EPA:

Agency to limit metal discharges from coal plants

U.S. EPA today said it intends to widen its rules for coal-fired power plants to include limits on toxic metal discharges.

The move would for the first time regulate the millions of pounds of arsenic, mercury, selenium, lead and similar pollutants released annually in the plants' wastewater streams, which can seep into waterways and contaminate local drinking water supplies.

"Current regulations, which were issued in 1982, have not kept pace with changes that have occurred in the electric power industry over the last three decades," the agency wrote in an announcement.

While EPA has focused on reducing air pollution from the power plants' smokestacks, the process often simply shifts the pollution from the air to the water that is used to "scrub" the boiler exhaust.

"Treatment technologies are available to remove these pollutants before they are discharged to waterways, but these systems have been installed at only a fraction of the power plants," the agency said.

Toxic waste from coal plants became a national concern in December after a Tennessee Valley Authority plant spilled millions of pounds of coal ash into a river, an accident that experts called the biggest environmental disaster of its kind. Coal ash ponds contain most of the toxic discharges from power plants.

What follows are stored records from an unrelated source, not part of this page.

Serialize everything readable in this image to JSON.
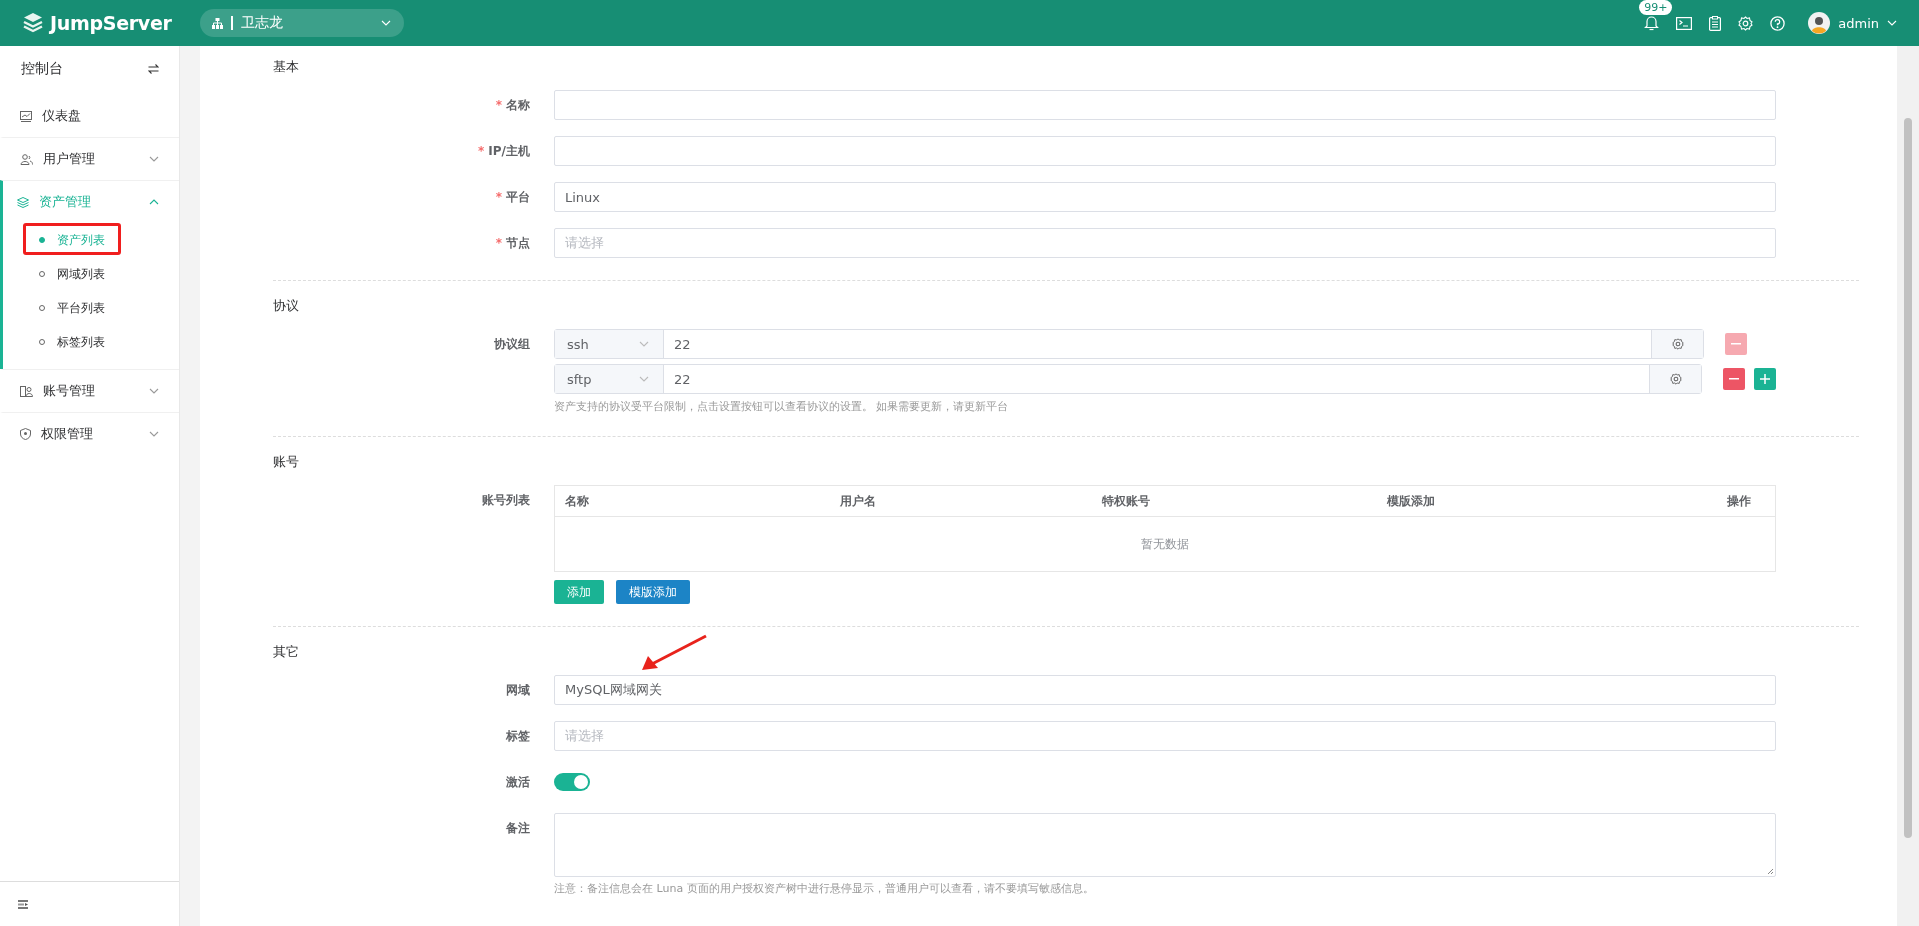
{
  "header": {
    "logo": "JumpServer",
    "org": "卫志龙",
    "notification_badge": "99+",
    "user": "admin"
  },
  "sidebar": {
    "title": "控制台",
    "items": [
      {
        "label": "仪表盘",
        "kind": "link",
        "selected": false
      },
      {
        "label": "用户管理",
        "kind": "group",
        "expanded": false,
        "selected": false
      },
      {
        "label": "资产管理",
        "kind": "group",
        "expanded": true,
        "selected": true,
        "children": [
          {
            "label": "资产列表",
            "selected": true
          },
          {
            "label": "网域列表",
            "selected": false
          },
          {
            "label": "平台列表",
            "selected": false
          },
          {
            "label": "标签列表",
            "selected": false
          }
        ]
      },
      {
        "label": "账号管理",
        "kind": "group",
        "expanded": false,
        "selected": false
      },
      {
        "label": "权限管理",
        "kind": "group",
        "expanded": false,
        "selected": false
      }
    ]
  },
  "form": {
    "sections": [
      {
        "title": "基本",
        "rows": [
          {
            "label": "名称",
            "kind": "input",
            "required_mark": "*"
          },
          {
            "label": "IP/主机",
            "kind": "input",
            "required_mark": "*"
          },
          {
            "label": "平台",
            "kind": "input",
            "required_mark": "*",
            "value": "Linux"
          },
          {
            "label": "节点",
            "kind": "input",
            "required_mark": "*",
            "placeholder": "请选择"
          }
        ]
      },
      {
        "title": "协议",
        "rows": [
          {
            "label": "协议组",
            "kind": "protocols",
            "protocols": [
              {
                "name": "ssh",
                "port": "22",
                "remove_disabled": true,
                "add": false
              },
              {
                "name": "sftp",
                "port": "22",
                "remove_disabled": false,
                "add": true
              }
            ],
            "help": "资产支持的协议受平台限制，点击设置按钮可以查看协议的设置。 如果需要更新，请更新平台"
          }
        ]
      },
      {
        "title": "账号",
        "rows": [
          {
            "label": "账号列表",
            "kind": "table",
            "columns": [
              "名称",
              "用户名",
              "特权账号",
              "模版添加",
              "操作"
            ],
            "empty_text": "暂无数据",
            "buttons": [
              {
                "label": "添加",
                "kind": "primary"
              },
              {
                "label": "模版添加",
                "kind": "info"
              }
            ]
          }
        ]
      },
      {
        "title": "其它",
        "rows": [
          {
            "label": "网域",
            "kind": "input",
            "value": "MySQL网域网关"
          },
          {
            "label": "标签",
            "kind": "input",
            "placeholder": "请选择"
          },
          {
            "label": "激活",
            "kind": "toggle",
            "on": true
          },
          {
            "label": "备注",
            "kind": "textarea",
            "help": "注意：备注信息会在 Luna 页面的用户授权资产树中进行悬停显示，普通用户可以查看，请不要填写敏感信息。"
          }
        ]
      }
    ]
  }
}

Federal law requires EPA to review its power plant discharge rules each year and decide whether to revise them. But the agency has not made a decision on the rules since 1982, saying in each of the past five years that it was continuing to study the issue.

That study is now complete, and the agency will propose a rule revision in mid-2012, EPA spokeswoman Enesta Jones said.

Environmental Integrity Project, Defenders of Wildlife and Sierra Club yesterday announced they would sue EPA in 60 days if the agency did not produce the rule (Greenwire, Sept. 14).

EIP attorney Jennifer Peterson called EPA's announcement "great news" but said the groups still intend to sue the agency to force it to act quickly.

"These rules are nearly 30 years overdue, and we need a deadline for regulation," Peterson said. "That is what our lawsuit is about."